With the open-source Java toolchain development having shifted from GCJ to OpenJDK years ago, Jeff Law of Red Hat characters the current state of Java in GCC as "moved from active development into a deep maintenance mode." GCJ seldom sees new development work and its usage isn't great either, but as of right now it's still built by default when compiling GCC.
Jeff Law volleyed a mailing list thread on Friday entitled Replace Java with Go in default languages. So far GCC developers from various companies seem to be in agreement on dropping Java from the list of languages built by default in GCC. This proposal isn't about removing GCJ entirely from the GCC code-base but of the list of languages to build by default.
One of the only real benefits to developers right now with having Java by default is that building the Java compiler front-end stresses some GCC code in ways not experienced by the other language front-ends. But as a con, about 25% of the GCC bootstrap time is spent handling Java. If removing GCJ, the boostrap time is dramatically shorter.

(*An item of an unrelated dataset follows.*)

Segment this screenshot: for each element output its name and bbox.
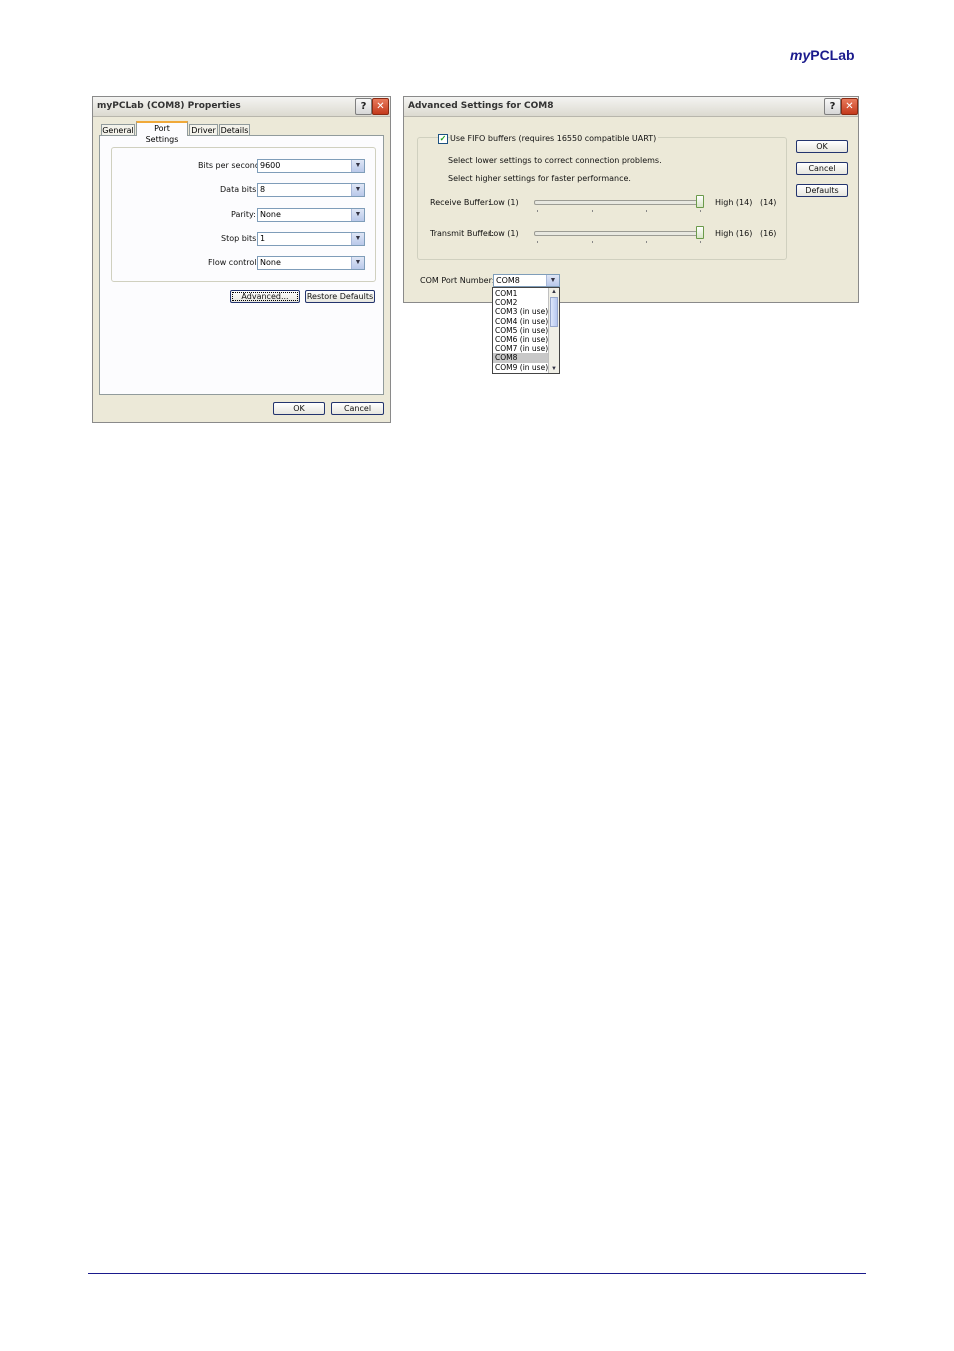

Jeff Law has proposed Java by default be replaced by Google's Go language, since it's able to effectively stress some of the less-tested areas of code too but the Go development community is much more vibrant than Java. The Go bootstrapping and regression testing would still ensure good code quality coverage but be of more use to developers and end-users. GCC developers seem to be in agreement with this change too for adding Go, but one of the ADA developers has proposed the ADA front-end be now built by default since it also does a good job stressing the compiler.
We'll see what decisions end up coming, but it looks like Java is on its way out in GCC.